In recent years, Ukrainians seeking to live in the nation’s capital have turned to less expensive options in the suburbs as urban real estate prices skyrocketed to $5,000 per square meter and higher. Demand remains high, but the rush for affordable suburban land by average citizens and speculators alike is pushing prices for suburban lots to extremes too.
Prices surged about 70 percent in 2007, averaging $5,000 per 100 square meters in Kyiv suburbs, driving market demand further into the suburban periphery, said Serhiy Kostetsky, an analyst at SV-Development Company, a leading real estate firm.
“As many of the lots immediately adjacent to Kyiv have already been purchased in the last several years, investors are scouting out more remote, affordable areas,” he said. “These regions further from the capital will become more popular and will, as a result, stimulate price growth.”
In recent years, investors bought up most of the best land for residential development in Kyiv,s immediate suburban districts of Kyiv-Sviatoshyn, Vyshhorod and Vasylkivsk .
Prices in one nearby hot spot, the Brovary district, jumped by an astronomical 115 percent to $4,821 per 100 square meters in 2007, according to Kostetsky.
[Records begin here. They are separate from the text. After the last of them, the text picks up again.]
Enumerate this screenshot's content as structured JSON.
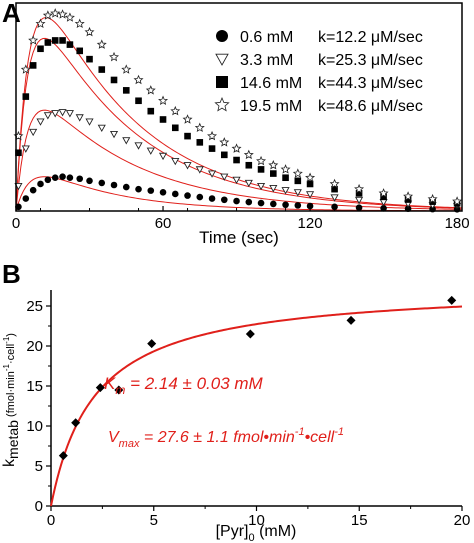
{
  "colors": {
    "fit": "#e0201b",
    "axis": "#000000",
    "marker_stroke": "#222222",
    "text": "#000000",
    "annotation": "#e0201b"
  },
  "chart_data": [
    {
      "panel_label": "A",
      "type": "scatter",
      "xlabel": "Time (sec)",
      "ylabel": "",
      "xlim": [
        0,
        182
      ],
      "ylim": [
        0,
        1.0
      ],
      "y_tick_labels_shown": false,
      "xticks": [
        0,
        60,
        120,
        180
      ],
      "xtick_labels": [
        "0",
        "60",
        "120",
        "180"
      ],
      "legend_position": "top-right",
      "series": [
        {
          "conc_label": "0.6 mM",
          "k_label": "k=12.2 μM/sec",
          "marker": "filled-circle",
          "peak": 0.165,
          "tau_rise": 6.5,
          "tau_decay": 32,
          "points": [
            [
              1,
              0.02
            ],
            [
              4,
              0.06
            ],
            [
              7,
              0.1
            ],
            [
              10,
              0.13
            ],
            [
              13,
              0.15
            ],
            [
              16,
              0.16
            ],
            [
              19,
              0.165
            ],
            [
              22,
              0.16
            ],
            [
              26,
              0.155
            ],
            [
              30,
              0.145
            ],
            [
              35,
              0.135
            ],
            [
              40,
              0.125
            ],
            [
              45,
              0.115
            ],
            [
              50,
              0.105
            ],
            [
              55,
              0.098
            ],
            [
              60,
              0.09
            ],
            [
              65,
              0.082
            ],
            [
              70,
              0.074
            ],
            [
              75,
              0.067
            ],
            [
              80,
              0.06
            ],
            [
              85,
              0.054
            ],
            [
              90,
              0.048
            ],
            [
              95,
              0.043
            ],
            [
              100,
              0.038
            ],
            [
              105,
              0.034
            ],
            [
              110,
              0.03
            ],
            [
              115,
              0.027
            ],
            [
              120,
              0.024
            ],
            [
              130,
              0.02
            ],
            [
              140,
              0.016
            ],
            [
              150,
              0.013
            ],
            [
              160,
              0.011
            ],
            [
              170,
              0.009
            ],
            [
              180,
              0.008
            ]
          ]
        },
        {
          "conc_label": "3.3 mM",
          "k_label": "k=25.3 μM/sec",
          "marker": "open-triangle-down",
          "peak": 0.485,
          "tau_rise": 5.5,
          "tau_decay": 40,
          "points": [
            [
              1,
              0.12
            ],
            [
              4,
              0.3
            ],
            [
              7,
              0.38
            ],
            [
              10,
              0.43
            ],
            [
              13,
              0.46
            ],
            [
              16,
              0.47
            ],
            [
              19,
              0.475
            ],
            [
              22,
              0.47
            ],
            [
              26,
              0.45
            ],
            [
              30,
              0.43
            ],
            [
              35,
              0.4
            ],
            [
              40,
              0.37
            ],
            [
              45,
              0.34
            ],
            [
              50,
              0.315
            ],
            [
              55,
              0.29
            ],
            [
              60,
              0.265
            ],
            [
              65,
              0.24
            ],
            [
              70,
              0.22
            ],
            [
              75,
              0.2
            ],
            [
              80,
              0.18
            ],
            [
              85,
              0.165
            ],
            [
              90,
              0.15
            ],
            [
              95,
              0.135
            ],
            [
              100,
              0.12
            ],
            [
              105,
              0.11
            ],
            [
              110,
              0.1
            ],
            [
              115,
              0.09
            ],
            [
              120,
              0.08
            ],
            [
              130,
              0.065
            ],
            [
              140,
              0.053
            ],
            [
              150,
              0.043
            ],
            [
              160,
              0.035
            ],
            [
              170,
              0.028
            ],
            [
              180,
              0.023
            ]
          ]
        },
        {
          "conc_label": "14.6 mM",
          "k_label": "k=44.3 μM/sec",
          "marker": "filled-square",
          "peak": 0.83,
          "tau_rise": 5.5,
          "tau_decay": 40,
          "points": [
            [
              1,
              0.28
            ],
            [
              4,
              0.55
            ],
            [
              7,
              0.7
            ],
            [
              10,
              0.78
            ],
            [
              13,
              0.81
            ],
            [
              16,
              0.82
            ],
            [
              19,
              0.82
            ],
            [
              22,
              0.8
            ],
            [
              26,
              0.77
            ],
            [
              30,
              0.73
            ],
            [
              35,
              0.68
            ],
            [
              40,
              0.63
            ],
            [
              45,
              0.58
            ],
            [
              50,
              0.53
            ],
            [
              55,
              0.48
            ],
            [
              60,
              0.44
            ],
            [
              65,
              0.4
            ],
            [
              70,
              0.36
            ],
            [
              75,
              0.33
            ],
            [
              80,
              0.3
            ],
            [
              85,
              0.27
            ],
            [
              90,
              0.245
            ],
            [
              95,
              0.22
            ],
            [
              100,
              0.2
            ],
            [
              105,
              0.18
            ],
            [
              110,
              0.16
            ],
            [
              115,
              0.145
            ],
            [
              120,
              0.13
            ],
            [
              130,
              0.105
            ],
            [
              140,
              0.085
            ],
            [
              150,
              0.068
            ],
            [
              160,
              0.055
            ],
            [
              170,
              0.045
            ],
            [
              180,
              0.037
            ]
          ]
        },
        {
          "conc_label": "19.5 mM",
          "k_label": "k=48.6 μM/sec",
          "marker": "open-star",
          "peak": 0.93,
          "tau_rise": 6.0,
          "tau_decay": 40,
          "points": [
            [
              1,
              0.36
            ],
            [
              4,
              0.68
            ],
            [
              7,
              0.82
            ],
            [
              10,
              0.9
            ],
            [
              13,
              0.94
            ],
            [
              16,
              0.95
            ],
            [
              19,
              0.945
            ],
            [
              22,
              0.93
            ],
            [
              26,
              0.9
            ],
            [
              30,
              0.86
            ],
            [
              35,
              0.8
            ],
            [
              40,
              0.74
            ],
            [
              45,
              0.68
            ],
            [
              50,
              0.63
            ],
            [
              55,
              0.58
            ],
            [
              60,
              0.53
            ],
            [
              65,
              0.48
            ],
            [
              70,
              0.44
            ],
            [
              75,
              0.4
            ],
            [
              80,
              0.36
            ],
            [
              85,
              0.33
            ],
            [
              90,
              0.3
            ],
            [
              95,
              0.27
            ],
            [
              100,
              0.24
            ],
            [
              105,
              0.22
            ],
            [
              110,
              0.2
            ],
            [
              115,
              0.18
            ],
            [
              120,
              0.16
            ],
            [
              130,
              0.13
            ],
            [
              140,
              0.105
            ],
            [
              150,
              0.085
            ],
            [
              160,
              0.07
            ],
            [
              170,
              0.057
            ],
            [
              180,
              0.046
            ]
          ]
        }
      ]
    },
    {
      "panel_label": "B",
      "type": "scatter",
      "xlabel": "[Pyr]",
      "xlabel_sub": "0",
      "xlabel_unit": " (mM)",
      "ylabel": "k",
      "ylabel_sub": "metab",
      "ylabel_unit": " (fmol·min",
      "ylabel_unit_sup1": "-1",
      "ylabel_unit_mid": "·cell",
      "ylabel_unit_sup2": "-1",
      "ylabel_unit_end": ")",
      "xlim": [
        0,
        20
      ],
      "ylim": [
        0,
        27
      ],
      "xticks": [
        0,
        5,
        10,
        15,
        20
      ],
      "xtick_labels": [
        "0",
        "5",
        "10",
        "15",
        "20"
      ],
      "yticks": [
        0,
        5,
        10,
        15,
        20,
        25
      ],
      "ytick_labels": [
        "0",
        "5",
        "10",
        "15",
        "20",
        "25"
      ],
      "points": [
        [
          0.6,
          6.3
        ],
        [
          1.2,
          10.4
        ],
        [
          2.4,
          14.8
        ],
        [
          3.3,
          14.5
        ],
        [
          4.9,
          20.3
        ],
        [
          9.7,
          21.5
        ],
        [
          14.6,
          23.2
        ],
        [
          19.5,
          25.7
        ]
      ],
      "fit": {
        "model": "michaelis-menten",
        "Vmax": 27.6,
        "Km": 2.14
      },
      "annotations": {
        "km": {
          "symbol": "K",
          "sub": "m",
          "text": " = 2.14 ± 0.03 mM"
        },
        "vmax": {
          "symbol": "V",
          "sub": "max",
          "text": " = 27.6 ± 1.1 fmol•min",
          "sup1": "-1",
          "mid": "•cell",
          "sup2": "-1"
        }
      }
    }
  ]
}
Prices will continue to grow in the district closest to the capital, but future price leaps will not be as extreme, he added.
SV-Development estimated land prices will increase by an average of 30 percent in suburban Kyiv this year. High demand has lured a wave of fresh investment into Western-style model suburban housing developments, locally known as cottage neighborhoods. The lionls share of land purchased last year outside Kyiv was for cottage development projects.
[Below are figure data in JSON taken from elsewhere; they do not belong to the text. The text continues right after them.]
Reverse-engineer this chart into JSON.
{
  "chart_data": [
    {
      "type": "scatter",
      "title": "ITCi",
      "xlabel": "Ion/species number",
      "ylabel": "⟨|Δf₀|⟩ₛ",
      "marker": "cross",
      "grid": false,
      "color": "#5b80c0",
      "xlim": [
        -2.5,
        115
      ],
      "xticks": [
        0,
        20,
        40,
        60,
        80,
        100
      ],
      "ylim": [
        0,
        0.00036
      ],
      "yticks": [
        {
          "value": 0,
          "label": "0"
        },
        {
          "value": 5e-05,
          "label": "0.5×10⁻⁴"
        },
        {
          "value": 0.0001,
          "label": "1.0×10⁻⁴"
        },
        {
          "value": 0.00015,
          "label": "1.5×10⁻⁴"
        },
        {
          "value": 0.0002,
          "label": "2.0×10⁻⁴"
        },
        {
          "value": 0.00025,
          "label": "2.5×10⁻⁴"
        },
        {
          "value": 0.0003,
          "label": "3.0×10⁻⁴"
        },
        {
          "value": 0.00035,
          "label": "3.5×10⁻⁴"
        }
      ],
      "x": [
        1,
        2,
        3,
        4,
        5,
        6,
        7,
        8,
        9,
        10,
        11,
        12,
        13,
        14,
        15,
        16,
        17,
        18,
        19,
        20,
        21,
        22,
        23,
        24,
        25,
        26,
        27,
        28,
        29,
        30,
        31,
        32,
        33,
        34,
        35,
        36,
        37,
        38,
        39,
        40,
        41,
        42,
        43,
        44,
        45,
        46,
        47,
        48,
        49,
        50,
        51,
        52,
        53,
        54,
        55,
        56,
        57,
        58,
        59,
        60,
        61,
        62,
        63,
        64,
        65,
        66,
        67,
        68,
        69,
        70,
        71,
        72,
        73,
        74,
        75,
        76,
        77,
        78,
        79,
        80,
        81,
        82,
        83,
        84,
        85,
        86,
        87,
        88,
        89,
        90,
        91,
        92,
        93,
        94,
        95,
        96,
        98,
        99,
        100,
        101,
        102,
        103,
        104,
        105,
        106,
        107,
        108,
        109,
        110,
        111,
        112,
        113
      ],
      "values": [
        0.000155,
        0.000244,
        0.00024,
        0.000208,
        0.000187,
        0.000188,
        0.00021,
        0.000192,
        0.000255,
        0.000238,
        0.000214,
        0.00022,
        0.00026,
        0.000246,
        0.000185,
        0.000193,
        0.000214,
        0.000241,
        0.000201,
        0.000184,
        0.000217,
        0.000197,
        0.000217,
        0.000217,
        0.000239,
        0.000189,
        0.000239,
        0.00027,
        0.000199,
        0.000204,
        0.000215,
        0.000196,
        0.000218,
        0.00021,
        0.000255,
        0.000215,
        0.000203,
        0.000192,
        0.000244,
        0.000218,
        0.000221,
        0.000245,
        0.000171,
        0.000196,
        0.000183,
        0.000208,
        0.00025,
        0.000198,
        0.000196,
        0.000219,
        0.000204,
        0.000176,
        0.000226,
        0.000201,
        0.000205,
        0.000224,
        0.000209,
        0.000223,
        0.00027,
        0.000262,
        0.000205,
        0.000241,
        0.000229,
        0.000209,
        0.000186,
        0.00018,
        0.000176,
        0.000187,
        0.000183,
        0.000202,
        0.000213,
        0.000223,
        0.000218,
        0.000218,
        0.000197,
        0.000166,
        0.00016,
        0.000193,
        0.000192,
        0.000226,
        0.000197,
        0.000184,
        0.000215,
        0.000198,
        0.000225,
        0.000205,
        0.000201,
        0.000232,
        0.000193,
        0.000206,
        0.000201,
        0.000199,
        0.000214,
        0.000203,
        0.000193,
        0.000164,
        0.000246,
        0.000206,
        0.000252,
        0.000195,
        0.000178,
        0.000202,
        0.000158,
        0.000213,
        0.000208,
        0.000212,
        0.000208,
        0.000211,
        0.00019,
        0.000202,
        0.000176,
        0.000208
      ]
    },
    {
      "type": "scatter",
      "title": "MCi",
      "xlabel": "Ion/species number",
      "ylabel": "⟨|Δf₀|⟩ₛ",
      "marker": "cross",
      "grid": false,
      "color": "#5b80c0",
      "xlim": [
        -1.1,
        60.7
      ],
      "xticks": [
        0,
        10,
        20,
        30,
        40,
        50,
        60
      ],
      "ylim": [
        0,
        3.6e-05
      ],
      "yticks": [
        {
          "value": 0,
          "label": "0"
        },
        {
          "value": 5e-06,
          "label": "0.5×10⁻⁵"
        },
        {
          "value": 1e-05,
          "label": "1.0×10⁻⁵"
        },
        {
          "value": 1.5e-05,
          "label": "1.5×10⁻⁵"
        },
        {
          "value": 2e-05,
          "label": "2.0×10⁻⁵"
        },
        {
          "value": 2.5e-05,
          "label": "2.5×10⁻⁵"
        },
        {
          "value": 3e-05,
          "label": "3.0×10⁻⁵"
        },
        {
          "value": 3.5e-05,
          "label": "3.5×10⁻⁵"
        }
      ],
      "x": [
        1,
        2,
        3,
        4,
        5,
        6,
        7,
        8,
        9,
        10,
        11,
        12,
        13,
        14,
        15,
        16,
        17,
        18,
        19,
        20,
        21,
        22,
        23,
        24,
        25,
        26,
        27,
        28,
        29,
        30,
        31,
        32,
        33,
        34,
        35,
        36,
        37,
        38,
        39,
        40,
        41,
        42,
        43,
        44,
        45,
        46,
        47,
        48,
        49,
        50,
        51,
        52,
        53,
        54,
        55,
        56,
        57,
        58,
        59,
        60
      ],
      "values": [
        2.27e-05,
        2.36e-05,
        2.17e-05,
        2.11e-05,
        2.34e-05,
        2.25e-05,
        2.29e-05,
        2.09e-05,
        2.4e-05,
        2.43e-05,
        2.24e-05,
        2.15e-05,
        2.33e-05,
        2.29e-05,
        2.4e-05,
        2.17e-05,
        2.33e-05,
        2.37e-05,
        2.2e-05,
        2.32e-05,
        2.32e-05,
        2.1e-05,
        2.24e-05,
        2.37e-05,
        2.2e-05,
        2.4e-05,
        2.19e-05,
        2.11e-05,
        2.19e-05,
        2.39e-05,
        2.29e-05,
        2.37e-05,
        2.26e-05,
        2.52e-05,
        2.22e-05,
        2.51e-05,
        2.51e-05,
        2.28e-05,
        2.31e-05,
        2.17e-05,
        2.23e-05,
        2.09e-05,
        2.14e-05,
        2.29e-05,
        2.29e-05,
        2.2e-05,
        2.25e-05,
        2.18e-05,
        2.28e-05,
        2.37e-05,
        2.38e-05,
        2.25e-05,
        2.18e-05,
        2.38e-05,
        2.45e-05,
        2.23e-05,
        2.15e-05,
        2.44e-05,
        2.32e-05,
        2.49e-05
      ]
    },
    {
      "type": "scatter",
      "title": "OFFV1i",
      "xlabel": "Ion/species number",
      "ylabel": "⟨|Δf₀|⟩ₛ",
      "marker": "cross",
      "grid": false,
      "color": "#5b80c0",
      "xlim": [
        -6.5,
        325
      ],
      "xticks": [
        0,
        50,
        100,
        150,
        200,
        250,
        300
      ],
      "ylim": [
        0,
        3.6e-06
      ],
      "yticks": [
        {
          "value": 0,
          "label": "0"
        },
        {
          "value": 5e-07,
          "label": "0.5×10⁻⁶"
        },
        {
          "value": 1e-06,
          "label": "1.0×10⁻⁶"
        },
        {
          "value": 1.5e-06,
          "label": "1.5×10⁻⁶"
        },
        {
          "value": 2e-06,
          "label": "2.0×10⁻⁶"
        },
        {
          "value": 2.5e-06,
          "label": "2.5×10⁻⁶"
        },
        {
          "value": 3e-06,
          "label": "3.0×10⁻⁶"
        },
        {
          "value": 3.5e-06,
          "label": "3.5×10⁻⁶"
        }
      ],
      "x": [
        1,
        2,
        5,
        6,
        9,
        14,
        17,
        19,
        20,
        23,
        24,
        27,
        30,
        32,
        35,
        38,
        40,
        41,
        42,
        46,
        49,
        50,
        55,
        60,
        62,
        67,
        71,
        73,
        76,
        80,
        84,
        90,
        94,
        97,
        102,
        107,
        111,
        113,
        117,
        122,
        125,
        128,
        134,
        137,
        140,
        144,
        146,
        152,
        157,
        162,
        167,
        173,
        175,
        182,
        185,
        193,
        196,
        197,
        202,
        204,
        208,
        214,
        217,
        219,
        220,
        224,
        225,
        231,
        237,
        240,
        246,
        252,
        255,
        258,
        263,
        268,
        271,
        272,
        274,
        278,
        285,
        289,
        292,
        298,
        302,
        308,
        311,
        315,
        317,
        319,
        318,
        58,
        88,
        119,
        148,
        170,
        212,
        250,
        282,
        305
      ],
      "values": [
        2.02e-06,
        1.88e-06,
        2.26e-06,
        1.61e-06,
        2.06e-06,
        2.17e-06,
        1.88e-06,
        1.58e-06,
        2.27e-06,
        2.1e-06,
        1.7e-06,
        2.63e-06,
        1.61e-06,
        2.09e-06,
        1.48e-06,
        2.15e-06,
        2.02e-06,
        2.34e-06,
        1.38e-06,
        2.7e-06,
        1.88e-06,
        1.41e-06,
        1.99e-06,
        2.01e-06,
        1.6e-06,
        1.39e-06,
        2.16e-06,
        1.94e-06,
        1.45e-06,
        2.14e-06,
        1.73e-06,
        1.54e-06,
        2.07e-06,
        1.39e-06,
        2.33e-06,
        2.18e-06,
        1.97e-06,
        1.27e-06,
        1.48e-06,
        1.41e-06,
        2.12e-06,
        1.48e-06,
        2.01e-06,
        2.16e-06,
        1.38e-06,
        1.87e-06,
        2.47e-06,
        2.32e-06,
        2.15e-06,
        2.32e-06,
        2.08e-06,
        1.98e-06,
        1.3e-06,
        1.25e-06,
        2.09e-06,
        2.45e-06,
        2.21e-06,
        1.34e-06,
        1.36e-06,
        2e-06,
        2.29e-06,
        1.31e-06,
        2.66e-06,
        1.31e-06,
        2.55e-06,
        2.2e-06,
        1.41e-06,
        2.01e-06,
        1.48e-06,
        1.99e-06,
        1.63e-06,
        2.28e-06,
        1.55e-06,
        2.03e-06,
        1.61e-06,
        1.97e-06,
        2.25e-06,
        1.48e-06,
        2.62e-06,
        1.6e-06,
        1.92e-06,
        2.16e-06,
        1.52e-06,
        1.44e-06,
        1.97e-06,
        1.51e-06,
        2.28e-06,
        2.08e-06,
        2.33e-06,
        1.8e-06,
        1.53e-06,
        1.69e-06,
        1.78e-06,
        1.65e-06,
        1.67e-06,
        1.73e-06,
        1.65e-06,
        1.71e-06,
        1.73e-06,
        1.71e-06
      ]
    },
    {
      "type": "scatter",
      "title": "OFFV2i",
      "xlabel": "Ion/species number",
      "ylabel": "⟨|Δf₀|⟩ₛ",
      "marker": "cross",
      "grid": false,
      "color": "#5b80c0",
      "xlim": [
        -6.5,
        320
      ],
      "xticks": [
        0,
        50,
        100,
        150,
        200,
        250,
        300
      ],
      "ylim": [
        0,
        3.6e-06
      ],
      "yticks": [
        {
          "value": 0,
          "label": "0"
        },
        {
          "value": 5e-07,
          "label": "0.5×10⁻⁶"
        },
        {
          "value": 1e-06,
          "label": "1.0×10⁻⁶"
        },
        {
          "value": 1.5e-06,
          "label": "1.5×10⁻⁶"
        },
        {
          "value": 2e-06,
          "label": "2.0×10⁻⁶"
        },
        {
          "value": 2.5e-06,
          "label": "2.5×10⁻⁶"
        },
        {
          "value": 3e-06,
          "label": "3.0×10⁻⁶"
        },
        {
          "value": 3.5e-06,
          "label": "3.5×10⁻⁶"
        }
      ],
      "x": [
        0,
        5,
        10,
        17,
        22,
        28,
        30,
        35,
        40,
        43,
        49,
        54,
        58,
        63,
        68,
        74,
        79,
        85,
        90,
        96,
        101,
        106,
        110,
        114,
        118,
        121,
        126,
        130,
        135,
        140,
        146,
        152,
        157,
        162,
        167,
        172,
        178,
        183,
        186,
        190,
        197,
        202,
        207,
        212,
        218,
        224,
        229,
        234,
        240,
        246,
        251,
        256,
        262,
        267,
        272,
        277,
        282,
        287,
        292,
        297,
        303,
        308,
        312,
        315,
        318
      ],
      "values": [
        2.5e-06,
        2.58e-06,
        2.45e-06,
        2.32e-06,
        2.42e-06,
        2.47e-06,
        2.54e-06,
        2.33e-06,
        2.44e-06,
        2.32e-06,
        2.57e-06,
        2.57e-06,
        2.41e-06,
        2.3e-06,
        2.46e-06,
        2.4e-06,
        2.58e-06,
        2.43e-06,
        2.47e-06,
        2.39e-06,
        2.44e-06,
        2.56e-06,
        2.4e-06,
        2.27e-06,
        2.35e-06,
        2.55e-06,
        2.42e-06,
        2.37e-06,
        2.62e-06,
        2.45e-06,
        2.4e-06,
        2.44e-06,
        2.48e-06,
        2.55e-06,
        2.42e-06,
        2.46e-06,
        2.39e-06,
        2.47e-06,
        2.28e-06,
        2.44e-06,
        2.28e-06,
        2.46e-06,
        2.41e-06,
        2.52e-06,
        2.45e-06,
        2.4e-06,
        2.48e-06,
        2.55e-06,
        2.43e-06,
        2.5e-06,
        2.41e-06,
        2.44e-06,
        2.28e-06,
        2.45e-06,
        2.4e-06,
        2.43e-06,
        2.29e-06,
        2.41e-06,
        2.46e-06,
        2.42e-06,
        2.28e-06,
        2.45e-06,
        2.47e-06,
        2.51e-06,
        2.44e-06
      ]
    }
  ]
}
In 2007 alone, about 100 cottage villages were under development in suburban Kyiv, compared to 40 the previous year. Growth of about $1,500 to $2,100 per 100 square meters is projected this year in the Borodiansk, Baryshiv, Fastiv and Pereyaslav-Khmelnytsk districts, which are about 40 to 60 kilometers from Kyiv.
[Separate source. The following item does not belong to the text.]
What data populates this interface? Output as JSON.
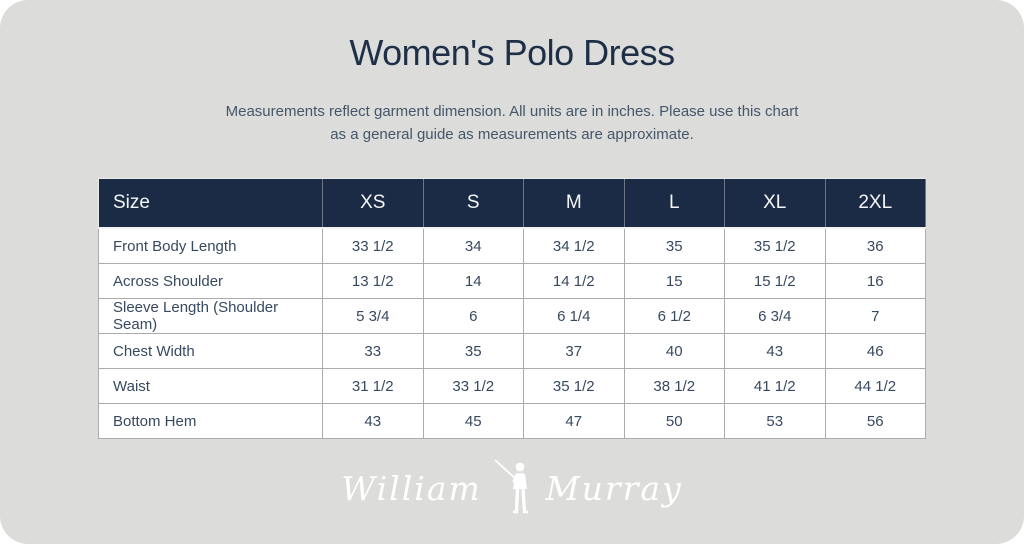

Prices can vary significantly depending on specific conditions of a particular district, first and foremost the availability of basic infrastructure, said Viacheslav Sobutsky, an analyst at DEOL Partners, a Kyiv real estate consultancy.
“The Tarascha, Bila Tserkva, and Kagarlyk districts are, for example, expected to cost more due to their proximity to the Dnipro and Ros rivers and scenic nearby forests,” Sobutsky said. “In contrast, much of the most prized land close to Kyiv was sold to the rich, blocking off access to the Dnipro River in many cases, making the neighboring land less attractive.”
The two main Kyiv suburban developers are investment bank Dragon Capital, with projects in the Borodiansk, Boryspil, Makarovsk and Brovary districts; the Yevropa group of companies is currently building the Kyiv Region’s biggest cottage community called Olympic Park, about 19 kilometers from the city along the Zhytomyr highway.
The community’s 290 hectares will consist of 1,030 lots, between 1,500 and 3,500 square meters each, for middle-class homes to be built by 2013. A single Olympic Park plot is priced at $200,000, though the price will increase by about 25 percent in 2008. Experts estimate the project’s cost at more than $270 million.